Joseph Amon explains, “The government of South Korea needs to do more to ensure that people living with HIV have access to care and treatment without discrimination. At the opening of the International AIDS Conference UN Secretary General Ban Ki-moon paid tribute to those putting human rights at the forefront of the fight against HIV. By contrast, the government of South Korea is failing to protect the rights of people living with HIV and failing to confront the stigma and discrimination which fuels the epidemic and drives people away from HIV testing and treatment.”

Not only is South Korea behind international best practice on dealing with the issue, it has managed to mislead the international community about its treatment of people living with HIV/AIDS. Following a similar announcement in 2010, South Korea claimed at the 2012 International AIDS conference in Washington, D.C. that it had removed all travel restrictions for people with HIV/AIDS, a flagrant misrepresentation of reality when foreign residents’ visa eligibility continues to be tied to HIV-free status. This dishonest characterization has allowed the Republic of Korea to receive unearned praise from UNAIDS, the UN program on HIV/AIDS. In fact, despite the government’s broken promises concerning the removal of all of its HIV-related restrictions, UNAIDS continues to list the country as “green,” or restriction-free, on its map of countries with and without HIV/AIDS-related travel restrictions.

UNAIDS continues to list the Republic of Korea as “green,” or restriction-free, on its map of countries with HIV/AIDS-related travel restrictions.

At a time when global attention is focused on the issue of HIV/AIDS, it is vital that the international community is made aware of the reality of the perilous situation facing those living with HIV/AIDS in South Korea, including the patients at Sudong.

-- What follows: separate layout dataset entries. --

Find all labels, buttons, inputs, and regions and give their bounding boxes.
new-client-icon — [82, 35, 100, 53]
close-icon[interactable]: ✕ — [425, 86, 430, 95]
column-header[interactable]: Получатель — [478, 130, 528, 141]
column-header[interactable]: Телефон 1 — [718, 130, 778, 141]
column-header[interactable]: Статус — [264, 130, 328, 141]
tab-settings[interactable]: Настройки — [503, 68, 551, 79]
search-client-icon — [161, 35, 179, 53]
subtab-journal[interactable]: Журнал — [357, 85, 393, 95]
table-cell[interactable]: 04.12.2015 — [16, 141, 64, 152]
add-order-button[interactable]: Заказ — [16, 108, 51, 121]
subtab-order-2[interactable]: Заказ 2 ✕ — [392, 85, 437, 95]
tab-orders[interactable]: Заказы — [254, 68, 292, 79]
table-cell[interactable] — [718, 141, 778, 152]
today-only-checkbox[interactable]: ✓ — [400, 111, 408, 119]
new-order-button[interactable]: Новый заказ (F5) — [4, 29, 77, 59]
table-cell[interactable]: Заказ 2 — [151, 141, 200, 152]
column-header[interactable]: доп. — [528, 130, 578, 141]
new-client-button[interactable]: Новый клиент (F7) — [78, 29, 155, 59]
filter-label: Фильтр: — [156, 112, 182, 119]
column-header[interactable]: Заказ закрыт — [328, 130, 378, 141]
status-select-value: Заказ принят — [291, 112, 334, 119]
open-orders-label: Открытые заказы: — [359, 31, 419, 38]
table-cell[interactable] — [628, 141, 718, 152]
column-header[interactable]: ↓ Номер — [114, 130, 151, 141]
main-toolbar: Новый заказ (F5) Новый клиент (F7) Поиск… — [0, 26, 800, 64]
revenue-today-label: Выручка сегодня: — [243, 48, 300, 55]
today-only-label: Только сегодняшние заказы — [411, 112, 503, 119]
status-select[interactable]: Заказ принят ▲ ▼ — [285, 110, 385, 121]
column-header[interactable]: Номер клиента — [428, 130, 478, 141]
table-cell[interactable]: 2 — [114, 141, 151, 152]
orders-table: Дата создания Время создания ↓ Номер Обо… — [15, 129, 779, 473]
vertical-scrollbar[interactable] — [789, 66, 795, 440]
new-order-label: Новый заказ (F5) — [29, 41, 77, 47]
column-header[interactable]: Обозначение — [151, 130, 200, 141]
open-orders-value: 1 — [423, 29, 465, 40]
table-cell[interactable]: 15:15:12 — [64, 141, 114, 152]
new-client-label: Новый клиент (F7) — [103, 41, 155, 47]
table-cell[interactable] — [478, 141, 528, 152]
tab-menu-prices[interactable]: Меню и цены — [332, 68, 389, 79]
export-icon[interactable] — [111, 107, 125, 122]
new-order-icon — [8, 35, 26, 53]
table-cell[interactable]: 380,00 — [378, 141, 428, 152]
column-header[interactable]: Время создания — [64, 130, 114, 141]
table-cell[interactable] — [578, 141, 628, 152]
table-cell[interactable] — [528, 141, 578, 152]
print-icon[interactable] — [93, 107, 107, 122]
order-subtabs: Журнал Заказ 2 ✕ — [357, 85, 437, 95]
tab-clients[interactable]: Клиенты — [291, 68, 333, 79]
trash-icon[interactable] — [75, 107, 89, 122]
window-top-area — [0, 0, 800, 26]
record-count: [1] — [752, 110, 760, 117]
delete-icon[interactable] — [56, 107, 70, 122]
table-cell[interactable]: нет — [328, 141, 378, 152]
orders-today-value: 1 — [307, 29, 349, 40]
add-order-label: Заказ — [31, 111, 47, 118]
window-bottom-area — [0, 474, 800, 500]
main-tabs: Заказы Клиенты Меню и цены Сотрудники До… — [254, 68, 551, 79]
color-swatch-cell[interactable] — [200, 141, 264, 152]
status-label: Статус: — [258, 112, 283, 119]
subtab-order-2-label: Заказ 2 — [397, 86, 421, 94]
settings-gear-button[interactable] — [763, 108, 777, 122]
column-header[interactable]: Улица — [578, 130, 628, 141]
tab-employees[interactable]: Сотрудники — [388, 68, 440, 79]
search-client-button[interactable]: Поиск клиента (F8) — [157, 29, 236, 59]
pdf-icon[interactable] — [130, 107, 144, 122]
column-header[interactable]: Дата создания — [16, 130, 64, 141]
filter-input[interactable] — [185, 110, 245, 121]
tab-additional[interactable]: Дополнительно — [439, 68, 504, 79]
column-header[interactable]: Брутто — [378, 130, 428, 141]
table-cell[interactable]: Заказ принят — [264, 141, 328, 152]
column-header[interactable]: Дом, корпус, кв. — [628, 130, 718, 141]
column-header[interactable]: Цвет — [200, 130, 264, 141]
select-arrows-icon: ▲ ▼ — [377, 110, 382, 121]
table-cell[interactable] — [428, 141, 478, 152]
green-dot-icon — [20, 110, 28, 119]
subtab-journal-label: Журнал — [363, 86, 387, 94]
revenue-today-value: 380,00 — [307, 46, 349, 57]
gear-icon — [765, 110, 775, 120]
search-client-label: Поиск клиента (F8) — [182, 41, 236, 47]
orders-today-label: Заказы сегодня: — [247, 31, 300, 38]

We call on UN Secretary General Ban Ki-Moon, UNAIDS Executive Director Michel Sidibe and the participants of the 20th International AIDS Conference in Melbourne to give this issue the attention it deserves.

If Ban and Sidibe are serious about the statements they’ve made in the conference opening they will press the government of South Korea to address this urgent situation. Otherwise the rhetoric and good wishes, and the pomp and ceremony, of the conference will have little meaning to those pushed out onto the streets in Seoul.